I've been reading an older biography of Adlai Stevenson II, the Democratic presidential nominee in 1952 and 1956. He was known for his eloquence and for being one of the few pols willing to openly criticize and call out Senator Joseph McCarthy at his height of power. In February 1954, in response to GOP attacks on the loyalty of Democrats (including former President Truman) at a Lincoln Day fundraiser, Stevenson gave a remarkable speech about how McCarthyism was warping and undermining the Republican Party and American politics as a whole, and it's very pertinent to today. I've quoted the highlights below, but it easily sounds like a speech that could be given about our current situation.

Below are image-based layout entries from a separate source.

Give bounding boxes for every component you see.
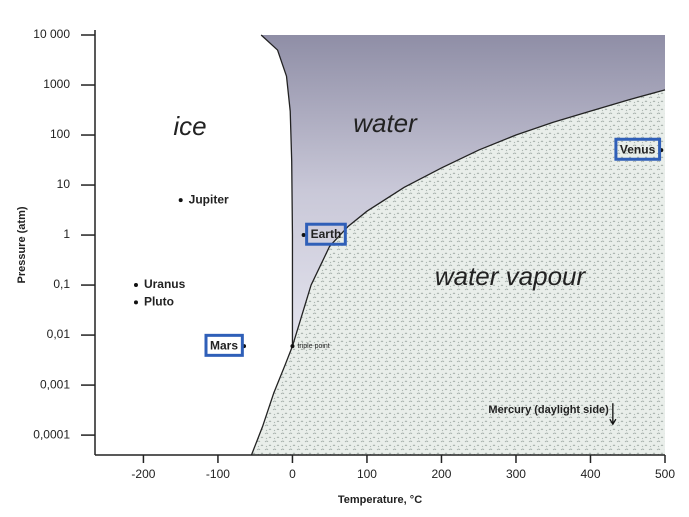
y-tick-label: 10 [57,177,71,191]
highlight-box [305,222,347,246]
phase-boundary [260,34,294,347]
point-label: Mars [210,338,238,352]
x-tick-label: -100 [206,467,230,481]
y-tick-label: 0,001 [40,377,70,391]
x-tick-label: 400 [580,467,600,481]
data-point [133,283,138,288]
y-tick-label: 10 000 [33,27,70,41]
y-tick-label: 0,01 [47,327,71,341]
point-label: Jupiter [189,192,229,206]
vapour-area [251,89,665,456]
x-tick-label: 200 [431,467,451,481]
point-label: Venus [620,142,656,156]
x-tick-label: 300 [506,467,526,481]
region-label: ice [173,111,206,141]
highlight-box [204,333,244,357]
y-tick-label: 100 [50,127,70,141]
arrow [609,403,617,426]
x-tick-label: -200 [131,467,155,481]
arrow-label: Mercury (daylight side) [488,404,609,416]
point-label: Uranus [144,277,186,291]
x-tick-label: 500 [655,467,675,481]
point-label: Pluto [144,295,174,309]
region-label: water [353,108,418,138]
point-label: triple point [297,343,329,350]
highlight-box [614,137,662,161]
region-label: water vapour [435,261,587,291]
data-point [133,300,138,305]
y-tick-label: 1000 [43,77,70,91]
point-label: Earth [311,227,342,241]
x-axis-label: Temperature, °C [338,494,422,506]
water-area [261,35,665,347]
data-point [290,344,295,349]
x-tick-label: 100 [357,467,377,481]
y-tick-label: 1 [63,227,70,241]
phase-boundary [250,89,666,456]
y-tick-label: 0,0001 [33,427,70,441]
data-point [301,233,306,238]
y-axis-label: Pressure (atm) [16,206,28,283]
y-tick-label: 0,1 [53,277,70,291]
data-point [178,198,183,203]
x-tick-label: 0 [289,467,296,481]
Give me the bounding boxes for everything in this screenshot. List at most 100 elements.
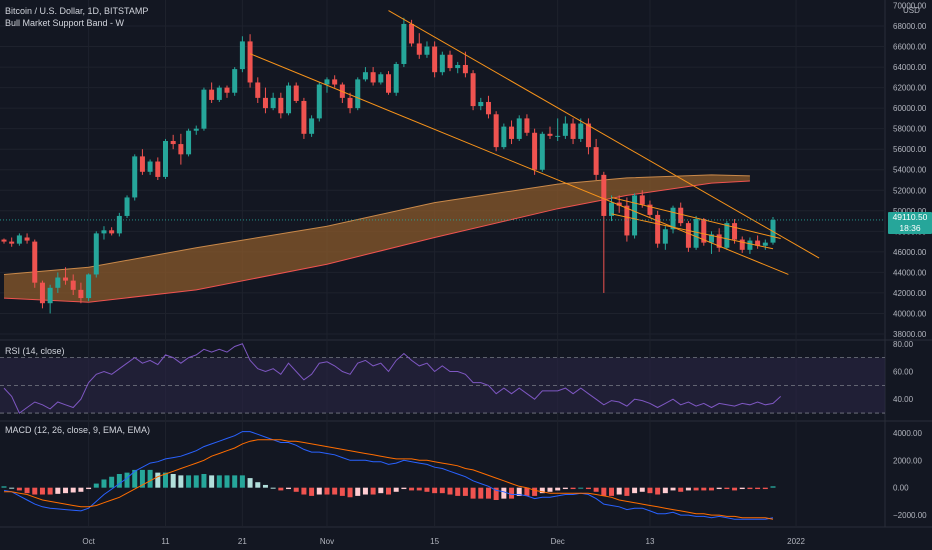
indicator-title: Bull Market Support Band - W	[5, 18, 125, 28]
candle-body	[63, 277, 69, 281]
macd-histogram-bar	[570, 487, 576, 490]
candles	[1, 17, 776, 314]
rsi-scale-label: 40.00	[893, 395, 914, 404]
macd-histogram-bar	[255, 482, 261, 488]
macd-histogram-bar	[401, 487, 407, 490]
candle-body	[239, 41, 245, 70]
currency-label: USD	[903, 6, 920, 15]
candle-body	[301, 100, 307, 134]
candle-body	[93, 233, 99, 275]
candle-body	[347, 97, 353, 109]
trend-line	[611, 213, 774, 250]
candle-body	[262, 97, 268, 109]
support-band	[3, 174, 750, 303]
macd-histogram-bar	[616, 487, 622, 495]
macd-histogram-bar	[678, 487, 684, 492]
candle-body	[447, 54, 453, 69]
rsi-legend[interactable]: RSI (14, close)	[5, 346, 65, 356]
candle-body	[462, 65, 468, 74]
candle-body	[132, 156, 138, 198]
macd-histogram-bar	[593, 487, 599, 492]
macd-legend[interactable]: MACD (12, 26, close, 9, EMA, EMA)	[5, 425, 150, 435]
macd-histogram-bar	[209, 475, 215, 488]
price-label: 50000.00	[893, 207, 927, 216]
macd-histogram-bar	[78, 487, 84, 492]
candle-body	[716, 234, 722, 248]
indicator-legend[interactable]: Bull Market Support Band - W	[5, 18, 124, 28]
candle-body	[16, 235, 22, 244]
candle-body	[78, 289, 84, 299]
candle-body	[201, 89, 207, 129]
candle-body	[470, 73, 476, 107]
macd-histogram-bar	[439, 487, 445, 494]
macd-histogram-bar	[362, 487, 368, 495]
candle-body	[286, 85, 292, 114]
candle-body	[401, 23, 407, 64]
macd-histogram-bar	[493, 487, 499, 500]
candle-body	[624, 205, 630, 236]
macd-scale-label: 4000.00	[893, 429, 922, 438]
macd-histogram-bar	[101, 479, 107, 488]
macd-histogram-bar	[393, 487, 399, 492]
macd-histogram-bar	[16, 487, 22, 491]
price-label: 46000.00	[893, 248, 927, 257]
candle-body	[24, 237, 30, 241]
candle-body	[324, 79, 330, 85]
candle-body	[216, 87, 222, 100]
symbol-legend[interactable]: Bitcoin / U.S. Dollar, 1D, BITSTAMP	[5, 6, 148, 16]
candle-body	[455, 65, 461, 69]
candle-body	[516, 118, 522, 139]
candle-body	[501, 126, 507, 148]
macd-histogram-bar	[447, 487, 453, 495]
macd-histogram-bar	[424, 487, 430, 492]
candle-body	[316, 84, 322, 119]
candle-body	[670, 207, 676, 230]
macd-histogram-bar	[455, 487, 461, 496]
macd-histogram-bar	[470, 487, 476, 499]
macd-histogram-bar	[193, 475, 199, 488]
macd-histogram-bar	[186, 475, 192, 488]
candle-body	[86, 274, 92, 299]
last-price-countdown: 18:36	[899, 223, 921, 233]
candle-body	[685, 223, 691, 248]
macd-histogram-bar	[1, 486, 7, 488]
macd-histogram-bar	[170, 474, 176, 488]
price-label: 54000.00	[893, 166, 927, 175]
candle-body	[409, 23, 415, 44]
macd-histogram-bar	[701, 487, 707, 491]
macd-line	[3, 431, 774, 520]
price-label: 56000.00	[893, 145, 927, 154]
macd-histogram-bar	[762, 487, 768, 490]
time-axis[interactable]: Oct 11 21 Nov 15 Dec 13 2022	[82, 537, 805, 546]
macd-histogram-bar	[139, 469, 145, 488]
macd-histogram-bar	[770, 486, 776, 488]
candle-body	[478, 101, 484, 107]
candle-body	[739, 239, 745, 250]
trend-line	[249, 53, 789, 275]
macd-histogram-bar	[647, 487, 653, 494]
macd-histogram-bar	[685, 487, 691, 491]
macd-histogram-bar	[416, 487, 422, 491]
candle-body	[439, 54, 445, 73]
price-label: 62000.00	[893, 84, 927, 93]
candle-body	[278, 97, 284, 114]
candle-body	[616, 202, 622, 206]
macd-histogram-bar	[55, 487, 61, 494]
macd-histogram-bar	[724, 487, 730, 490]
candle-body	[209, 89, 215, 100]
rsi-line	[3, 343, 782, 414]
candle-body	[555, 135, 561, 137]
time-label: Dec	[551, 537, 565, 546]
price-label: 70000.00	[893, 1, 927, 10]
candle-body	[609, 202, 615, 216]
time-label: 15	[430, 537, 439, 546]
candle-body	[393, 63, 399, 93]
candle-body	[724, 223, 730, 248]
last-price-tag: 49110.50 18:36	[888, 212, 932, 234]
macd-histogram-bar	[378, 487, 384, 494]
macd-histogram-bar	[155, 472, 161, 488]
price-scale[interactable]: 70000.00 68000.00 66000.00 64000.00 62000.00…	[893, 1, 927, 339]
candle-body	[547, 133, 553, 136]
candle-body	[647, 204, 653, 215]
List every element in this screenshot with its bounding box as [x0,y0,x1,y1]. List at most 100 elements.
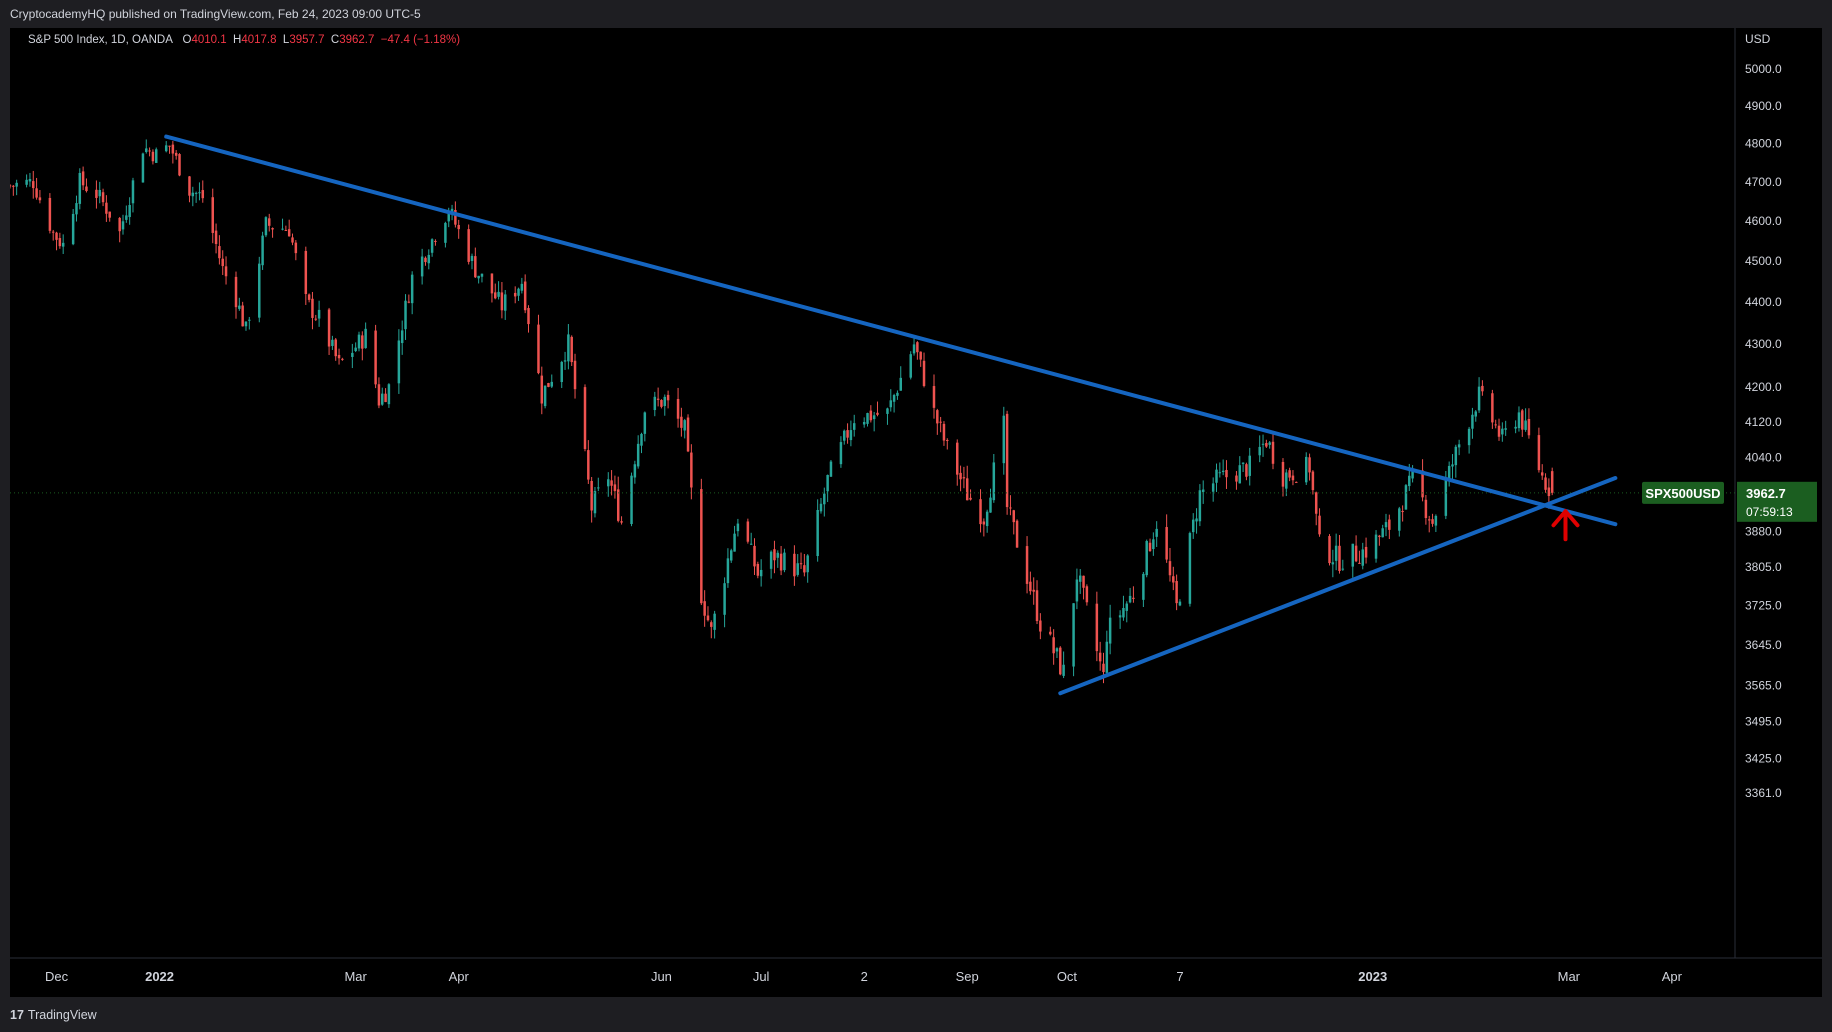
candle-body [32,181,35,189]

"This has been a fateful week in the history of American government. We are witnessing the bitter harvest from the seeds of slander, defamation, and disunion planted in the soil of our democracy...Those of us - and they are most of us - who are more Americans than Democrats or Republicans count some things more important than winning or losing elections. It is wicked and it is subversive for public officials to try deliberately to replace reason with passion; to substitute hatred for honest difference...When one party says the other is the party of traitors who have deliberately conspired to betray America, to fill our government services with Communists and spies...they violate not only the limits of partisanship, they offend not only the credulity of the people, but they stain the vision of America and of democracy.
That such things are said under the official sponsorship of the Republican Party in celebration of the birthday of Abraham Lincoln adds desecration to defamation. This is the first time that politicians, Republicans at that, have sought to split the Union - and in Lincoln's honor. This system of ours is wholly dependent upon a mutual confidence in the loyalty, the patriotism, the integrity of purpose of both political parties. Extremism produces extremism, lies beget lies. The infection of bitterness and hatred spreads all too quickly from one area of our life to another. And those who live by the sword of slander also may perish by it, for now it is being used against distinguished Republicans. We have just seen a sorry example of this in the baseless charges hurled against our honored Chief Justice [Earl Warren]. When demagoguery and deceit become a national political movement we Americans are in trouble; not just Democrats, but all of us."
Change a few words here and there and that speech would be even more relevant today than it was then. Perhaps it's worth noting that McCarthy's chief aide and adviser was Roy Cohn, who later became a personal attorney and adviser to Donald J. Trump. So while McCarthy himself may have self-destructed, the seeds he planted in some sense bore fruit in Trump and Trumpism.